The Impressionist Movement in the late 19th Century was brought into existence by Vincent Van Gogh, Edgar Degas, Edouard Manet, Claude Monet, and Pierre-Auguste Renoir who pioneered a new style of painting “characterized chiefly by short brush strokes of bright colours in immediate juxtaposition to represent the effect of light on objects” (source dictionary.com). This style was innovatively applied to their paintings and today we have master works of art such as Claude Monet’s ‘The Water Lily Pond’ and Vincent Van Gogh’s ‘Sunflowers’.
In the Army we often saw great creativity come out of the poorest societies – creativity is at its best when there is a driving need and nothing exists to fill it. For example when serving in Angola on a United Nations Operation we would take our rubbish to the tip every day, only to find the local children trying to sell some very creative inventions to us the next day made up from the very rubbish we disposed of the previous day. I never knew there were so many inventions that could emerge from polystyrene cups! I loved their enthusiasm and creativity; they were persistent, they asked us why we didn’t like something they presented to us, they listened to us, went away and created a ‘product’ that was more suitable to our needs. These children were very creative, innovative, adaptable and good listeners. They also demonstrated an excellent customer-centric approach when researching, creating, developing and selling their products – I am sure there are many lessons here for sales and R&D departments!

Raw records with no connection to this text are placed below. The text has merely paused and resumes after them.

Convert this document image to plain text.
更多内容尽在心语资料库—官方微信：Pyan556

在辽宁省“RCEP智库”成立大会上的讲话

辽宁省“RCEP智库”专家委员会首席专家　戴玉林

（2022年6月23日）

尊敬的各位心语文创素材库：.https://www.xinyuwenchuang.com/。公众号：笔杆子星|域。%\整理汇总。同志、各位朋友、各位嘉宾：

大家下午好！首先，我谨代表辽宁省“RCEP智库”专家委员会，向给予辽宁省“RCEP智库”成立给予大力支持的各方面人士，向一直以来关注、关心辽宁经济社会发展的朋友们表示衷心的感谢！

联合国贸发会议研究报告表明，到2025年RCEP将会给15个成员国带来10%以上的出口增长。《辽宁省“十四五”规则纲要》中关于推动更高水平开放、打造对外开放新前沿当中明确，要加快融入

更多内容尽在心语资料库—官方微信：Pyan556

Diversity – a Key Ingredient for Creativity
Diversity is another key ingredient in becoming a creative and innovative organisation. A diverse workforce generates greater collective thinking and a wider range of ideas. The more diverse your workforce, the more innovation you are likely to witness. However, it is important to have a sound process supporting this workforce to harness the creative ideas and help turn them into tangible results. Companies who want to become better at Creative Problem Solving and introduce new ways of thinking, can do this by improving the facilitation skills of their workforce, introducing creative problem solving tools and techniques and raising awareness of ‘people centric’ tools such as ‘Design Thinking’ to help people work through difficult problems, generate creative ideas and understand how to evolve these into innovative products that are able to meet our customers’ needs. We are also working hard to create more innovative work environments to stimulate greater collaboration and allow people the space to use and apply their creative skills. On top of all this we are having fun – a very important factor.
Creativity is in us all, I would challenge you to think about this. What can you do to unleash your creativity, to improve the creativity of your team and to improve your organisation’s performance through creativity and innovation?